Verizon finalised a deal to buy Yahoo’s core internet business for $350 million less than the original price of $4.83 billion, as a result of security breaches.
The two parties will share legal and regulatory liabilities arising from the data breaches incurred by the internet company.
Marni Walden, Verizon EVP and president of product innovation and new businesses, said the amended terms provide “a fair and favourable outcome for shareholders” as well as “protections for both sides” while delivering “a clear path to close the transaction in the second quarter.”
“We always believed this acquisition makes strategic sense,” she added.
Under the new terms, Yahoo will be responsible for 50 per cent of any cash liabilities incurred related to non-Securities and Exchange Commission (SEC) government investigations and third-party litigation related to the breaches once the deal is closed.

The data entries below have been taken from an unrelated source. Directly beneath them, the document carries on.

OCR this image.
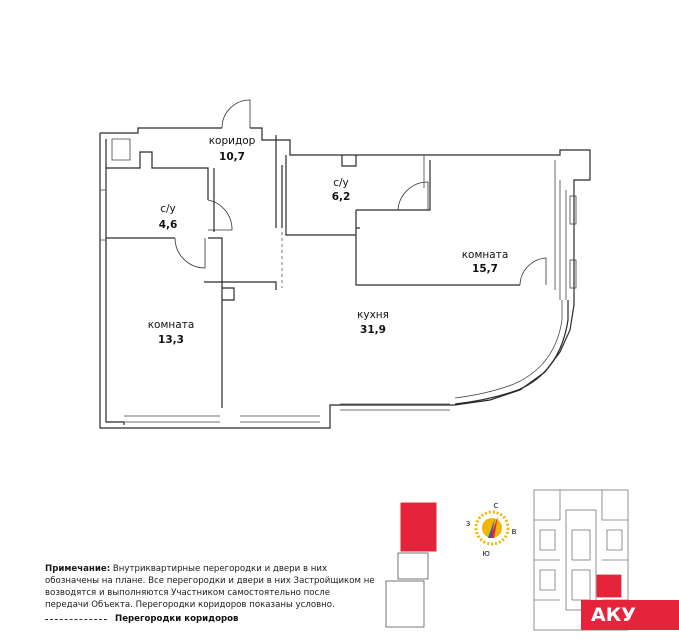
коридор
10,7
с/у
4,6
с/у
6,2
комната
15,7
кухня
31,9
комната
13,3
С
В
Ю
З
Примечание: Внутриквартирные перегородки и двери в них обозначены на плане. Все перегородки и двери в них Застройщиком не возводятся и выполняются Участником самостоятельно после передачи Объекта. Перегородки коридоров показаны условно.
Перегородки коридоров	АКУ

Liabilities arising from shareholder lawsuits and SEC investigations will continue to be Yahoo’s responsibility.
Verizon’s acquisition of Yahoo is now valued at approximately $4.48 billion in cash and is expected to close in Q2 2017.
The US operator made a move to acquire the ailing internet giant’s operating business in July 2016 to boost its position as “a top global mobile media company”.
However, the deal was jeopardised by revelations Yahoo suffered two major data hacks: one in 2014 impacting 500 million user accounts, and one in 2013 affecting more than one billion user accounts. The latter is the largest known data breach in history and Yahoo faced scrutiny by federal investigators and lawmakers ever since.